Saint-Ouen-en-Pail, agosto de 1306, aquel mismo día
Jean Lemercier entró en su casa por la puerta reservada a los sirvientes. La idea de que su mirada se cruzase con la de su querida Annette se le hacía insoportable. Ella leería la desesperación y la consternación en su rostro con tanta facilidad como en uno de los libros que tanto le gustaban. Él no podría callarse la verdad por mucho tiempo. Mas tener que confiar a la mujer que tanto amaba que Portechape agonizaba, que no había uno sino dos monstruos y que ahora estaba seguro de que el diablo, o uno de sus poderosos avatares, la había tomado con su pueblo estaba por encima de las fuerzas de Jean el Sabio. Peor, ¿cómo explicarle a la sutil Annette que había decidido suplicarle al barón Herbert que les ayudase?

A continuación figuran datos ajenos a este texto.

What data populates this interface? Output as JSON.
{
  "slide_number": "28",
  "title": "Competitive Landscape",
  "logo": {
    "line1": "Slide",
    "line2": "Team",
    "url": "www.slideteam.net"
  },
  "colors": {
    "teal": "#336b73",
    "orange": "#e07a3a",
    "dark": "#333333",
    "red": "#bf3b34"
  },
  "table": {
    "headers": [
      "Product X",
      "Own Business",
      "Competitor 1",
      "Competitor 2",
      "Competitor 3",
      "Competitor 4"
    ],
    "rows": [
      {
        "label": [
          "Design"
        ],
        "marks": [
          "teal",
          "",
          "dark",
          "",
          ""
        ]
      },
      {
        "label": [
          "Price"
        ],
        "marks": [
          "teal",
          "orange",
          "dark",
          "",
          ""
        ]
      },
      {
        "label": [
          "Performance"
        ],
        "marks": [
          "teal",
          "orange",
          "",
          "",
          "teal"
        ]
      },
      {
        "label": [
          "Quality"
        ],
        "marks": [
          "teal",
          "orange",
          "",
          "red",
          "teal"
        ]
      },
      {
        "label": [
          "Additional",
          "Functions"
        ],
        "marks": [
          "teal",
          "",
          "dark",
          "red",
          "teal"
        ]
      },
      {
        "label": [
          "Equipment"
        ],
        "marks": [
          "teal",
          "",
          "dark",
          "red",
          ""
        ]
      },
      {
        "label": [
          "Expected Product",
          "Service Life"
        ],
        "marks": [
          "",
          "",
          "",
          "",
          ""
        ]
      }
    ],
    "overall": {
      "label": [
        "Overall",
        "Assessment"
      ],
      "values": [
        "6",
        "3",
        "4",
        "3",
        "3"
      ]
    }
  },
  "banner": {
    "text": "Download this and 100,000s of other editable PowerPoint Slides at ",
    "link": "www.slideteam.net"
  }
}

Bordeó el recodo en el que se había habilitado el retrete[185] para los sirvientes y después la pared de las cocinas. Muguette salía y le miró sorprendida antes de preguntar:
—¿Señor? ¿Os apetece una tisana, un ligero refrigerio?
—No, buena Muguette. Yo… debo enfrascarme en mis libros de cuentas y de pedidos. Que no me molesten. Avisa a mi esposa de que me contentaré con una comida ligera servida en mi estudio. Ruégale que acepte todas mis disculpas por la soledad que de este modo le impongo.
La anciana sirvienta asintió con la cabeza.
* * *
Sexta había pasado hacía tiempo. Annette no se había sorprendido mucho de la ausencia de su marido en la mesa conyugal. Jean trabajaba a menudo durante largas horas en sus cuentas y sus inventarios.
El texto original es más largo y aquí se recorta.